Un savant attaché au Prince, qui s'est le premier signalé pour la défense des Beaux-Arts, m'écrivit le 18 Mai sur le même sujet, des choses plus fortes encore. Je suis obligé d'en supprimer la plus grande partie , par cette seule raison qu'elle m'est trop honorable...."Vous n'abandonnez point, me dit-il, cet ennemi du savoir ( M. Rousseau ) , & vous le pressez si vivement, qu'il perd à tout moment de son terrain, sans rien gagner sur le votre; nous avons tous intérêt d'applaudir à votre triomphe; votre gloire augmente nôtre. Tous les littérateurs vous doivent des couronnes comme on en donnoit autrefois aux libérateurs des nations. Je ne crains plus qu'après une telle réplique , on ose désormais attaquer les Science les Arts.
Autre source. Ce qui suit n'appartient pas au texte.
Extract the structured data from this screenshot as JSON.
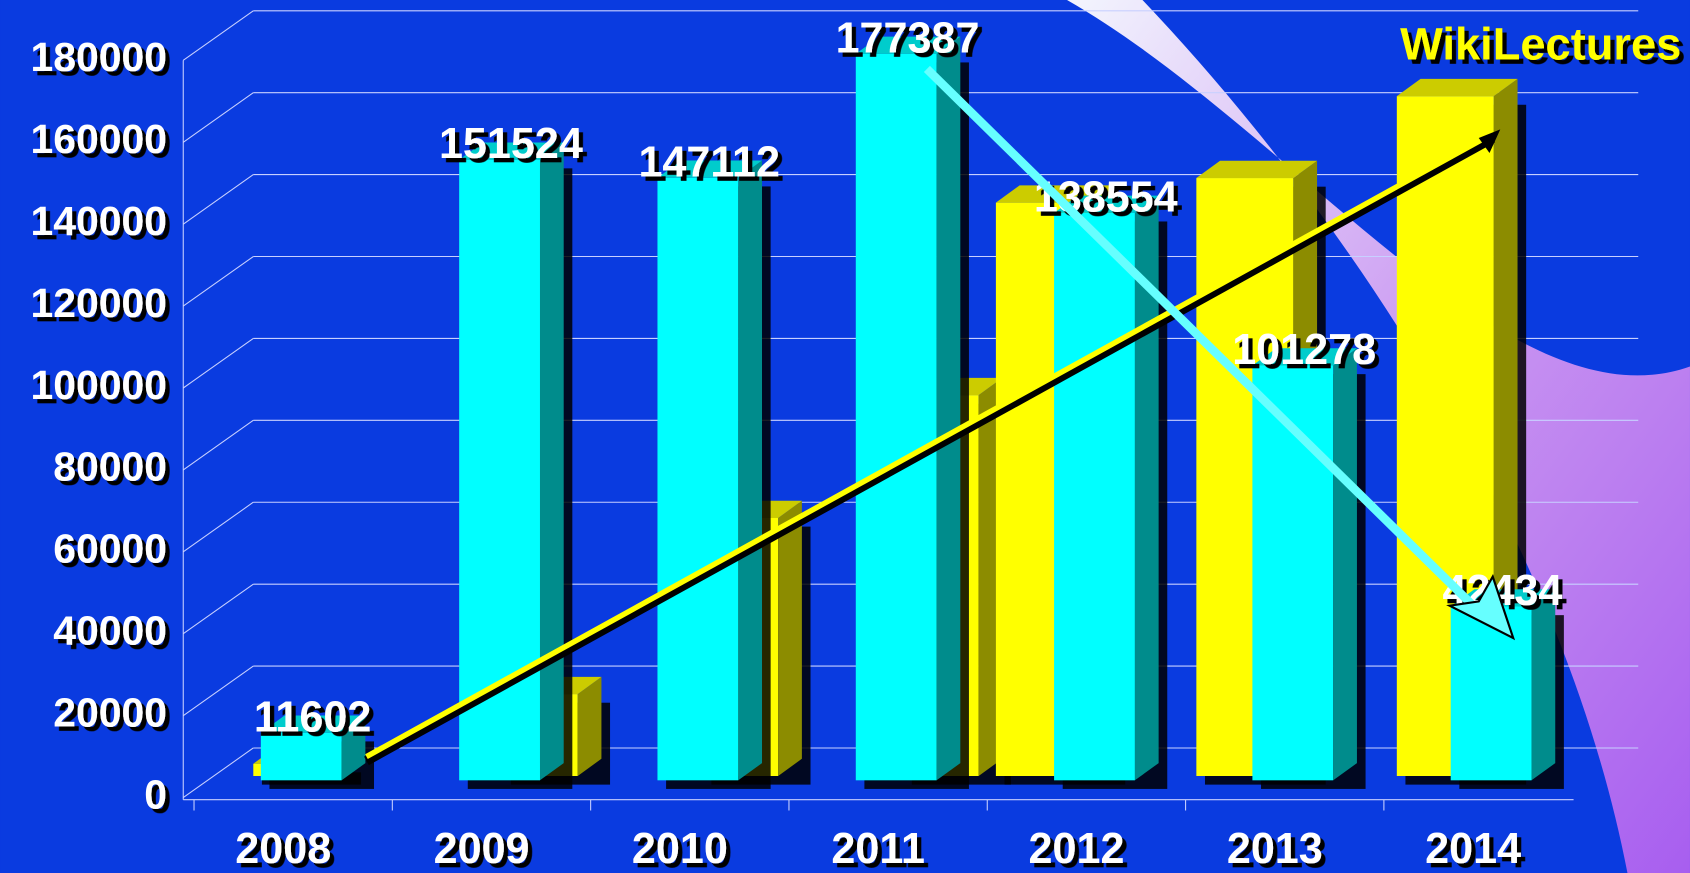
{
  "chart_data": {
    "type": "bar3d",
    "title": "WikiLectures",
    "categories": [
      "2008",
      "2009",
      "2010",
      "2011",
      "2012",
      "2013",
      "2014"
    ],
    "series": [
      {
        "name": null,
        "color": "#ffff00",
        "values": [
          3000,
          20000,
          63000,
          93000,
          140000,
          146000,
          166000
        ]
      },
      {
        "name": null,
        "color": "#00ffff",
        "values": [
          11602,
          151524,
          147112,
          177387,
          138554,
          101278,
          42434
        ]
      }
    ],
    "ylim": [
      0,
      180000
    ],
    "yticks": [
      0,
      20000,
      40000,
      60000,
      80000,
      100000,
      120000,
      140000,
      160000,
      180000
    ],
    "grid": true
  }
}
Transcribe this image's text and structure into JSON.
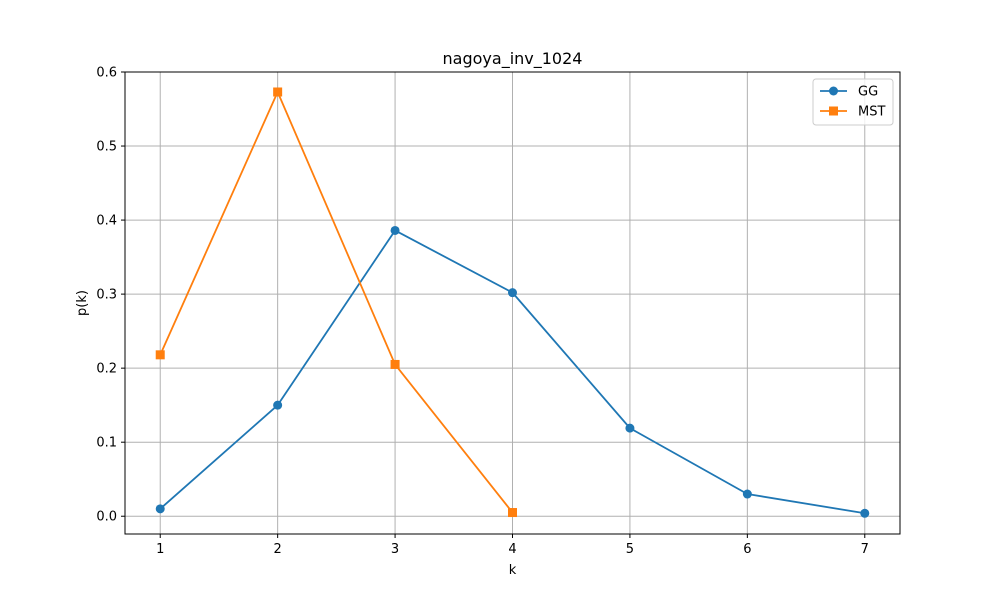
{
  "chart_data": {
    "type": "line",
    "title": "nagoya_inv_1024",
    "xlabel": "k",
    "ylabel": "p(k)",
    "xlim": [
      0.7,
      7.3
    ],
    "ylim": [
      -0.024,
      0.6
    ],
    "xticks": [
      1,
      2,
      3,
      4,
      5,
      6,
      7
    ],
    "yticks": [
      0.0,
      0.1,
      0.2,
      0.3,
      0.4,
      0.5,
      0.6
    ],
    "ytick_labels": [
      "0.0",
      "0.1",
      "0.2",
      "0.3",
      "0.4",
      "0.5",
      "0.6"
    ],
    "grid": true,
    "legend_position": "top-right",
    "series": [
      {
        "name": "GG",
        "color": "#1f77b4",
        "marker": "circle",
        "x": [
          1,
          2,
          3,
          4,
          5,
          6,
          7
        ],
        "y": [
          0.01,
          0.15,
          0.386,
          0.302,
          0.119,
          0.03,
          0.004
        ]
      },
      {
        "name": "MST",
        "color": "#ff7f0e",
        "marker": "square",
        "x": [
          1,
          2,
          3,
          4
        ],
        "y": [
          0.218,
          0.573,
          0.205,
          0.005
        ]
      }
    ]
  }
}
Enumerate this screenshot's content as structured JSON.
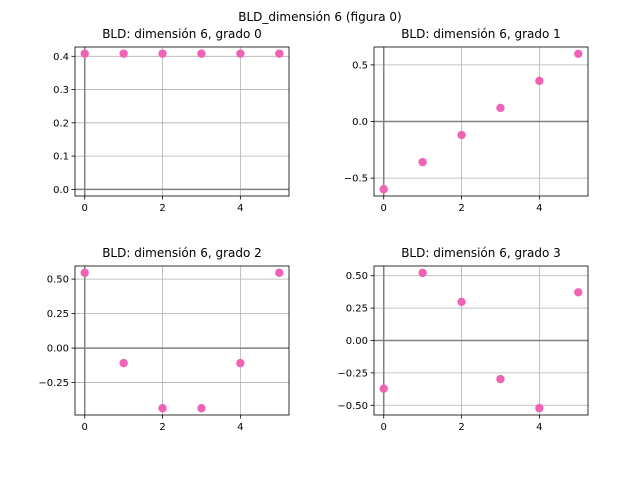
{
  "figure_title": "BLD_dimensión 6 (figura 0)",
  "point_color": "#f062b6",
  "axis_line_color": "#808080",
  "grid_color": "#b0b0b0",
  "chart_data": [
    {
      "type": "scatter",
      "title": "BLD: dimensión 6, grado 0",
      "x": [
        0,
        1,
        2,
        3,
        4,
        5
      ],
      "y": [
        0.408,
        0.408,
        0.408,
        0.408,
        0.408,
        0.408
      ],
      "xlim": [
        -0.25,
        5.25
      ],
      "ylim": [
        -0.02,
        0.428
      ],
      "xticks": [
        0,
        2,
        4
      ],
      "xtick_labels": [
        "0",
        "2",
        "4"
      ],
      "yticks": [
        0.0,
        0.1,
        0.2,
        0.3,
        0.4
      ],
      "ytick_labels": [
        "0.0",
        "0.1",
        "0.2",
        "0.3",
        "0.4"
      ],
      "grid": true
    },
    {
      "type": "scatter",
      "title": "BLD: dimensión 6, grado 1",
      "x": [
        0,
        1,
        2,
        3,
        4,
        5
      ],
      "y": [
        -0.598,
        -0.359,
        -0.12,
        0.12,
        0.359,
        0.598
      ],
      "xlim": [
        -0.25,
        5.25
      ],
      "ylim": [
        -0.658,
        0.658
      ],
      "xticks": [
        0,
        2,
        4
      ],
      "xtick_labels": [
        "0",
        "2",
        "4"
      ],
      "yticks": [
        -0.5,
        0.0,
        0.5
      ],
      "ytick_labels": [
        "−0.5",
        "0.0",
        "0.5"
      ],
      "grid": true
    },
    {
      "type": "scatter",
      "title": "BLD: dimensión 6, grado 2",
      "x": [
        0,
        1,
        2,
        3,
        4,
        5
      ],
      "y": [
        0.546,
        -0.109,
        -0.436,
        -0.436,
        -0.109,
        0.546
      ],
      "xlim": [
        -0.25,
        5.25
      ],
      "ylim": [
        -0.485,
        0.595
      ],
      "xticks": [
        0,
        2,
        4
      ],
      "xtick_labels": [
        "0",
        "2",
        "4"
      ],
      "yticks": [
        -0.25,
        0.0,
        0.25,
        0.5
      ],
      "ytick_labels": [
        "−0.25",
        "0.00",
        "0.25",
        "0.50"
      ],
      "grid": true
    },
    {
      "type": "scatter",
      "title": "BLD: dimensión 6, grado 3",
      "x": [
        0,
        1,
        2,
        3,
        4,
        5
      ],
      "y": [
        -0.372,
        0.522,
        0.298,
        -0.298,
        -0.522,
        0.372
      ],
      "xlim": [
        -0.25,
        5.25
      ],
      "ylim": [
        -0.575,
        0.575
      ],
      "xticks": [
        0,
        2,
        4
      ],
      "xtick_labels": [
        "0",
        "2",
        "4"
      ],
      "yticks": [
        -0.5,
        -0.25,
        0.0,
        0.25,
        0.5
      ],
      "ytick_labels": [
        "−0.50",
        "−0.25",
        "0.00",
        "0.25",
        "0.50"
      ],
      "grid": true
    }
  ]
}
Vous les avez vengés des reproches [185] d'un ingrat qui, après s'être heureusement façonné par leur culture, a voulu les faire tomber dans le plus grand mépris , &c." Je supplie mes lecteurs de croire que c'est avec la plus grande répugnance que je me détermine à publier de pareilles citations ; mais je ne saurois opposer aux traits satiriques de mes ennemis, que les sentimens contraires des savans qui m'honorent de leur suffrage.

 

Enfin , je renonce au plaisir de penser que Messieurs de Dijon ne m'honorent de la préférence dans la sortie qu'ils viennent de faire, que parce que j'ai fait à leurs remparts la plus large brêche ; je veux bien, m'en tenir aux motifs apparens qu'ils citent eux-mêmes de l'indignation qu'ils me témoignent, & je leur demande la permission de leur prouver que je ne la mérite point. Si l'on donne les noms de fermeté, de courage , à la défense obstinée de l'ennemi des Lettres & du savoir, j'espere qu'on ne qualifiera point, par des épithetes plus odieuses, le zele qui n porte à défendre & les Belles-Lettres, & l'ouvrage que j'ai fait en leur faveur.

 

Je me suis déguisé sous le nom d'un Académicien de Dijon , dénomination qui ne m'est point due, dit cet Académicien j'avoue que je n'ai pas l'honneur d'être Académicien de Dijon ; j'ajoute que je n'ai même jamais pensé à solliciter cette place; mais M. Pascal n'a pas été plus tenté d'être jésuite; M. l'Abbé Saas d'être bénédiction; M. Quesnay d'être chirurgien de Rouen. Cette circonstance n'a point empêché ces illustres & respectables Auteurs de se déguiser sous ces dénominations qui ne leur sont point dues.*[*M. Pascal dans les Lettres Provinciales fait parler un Jésuite. M. Saas feint ingénieusement une défense des titres & des droits de l'Abbaye de St. Ouen, &c. contre le Mémoire de M. Térisse, pour réfuter & tourner en ridicule ces titres & ces droits. M. Quesnay a fait un livré contre les Médecins, sous le nom d'un Chirurgien de Rouen.]

 

[186] L'Académie de Dijon soutient que ce déguisement est une fausseté indigné d'un homme qui fait profession des Lettres, & que rien n'obligeoit à se masquer.

 

On ne doit plus être étonné de voir cette Académie avancer des propositions hasardées ; mais il me semble qu'on doit l'être un peu qu'un Corps respectable s'exprime d'une façon aussi peu mesurée.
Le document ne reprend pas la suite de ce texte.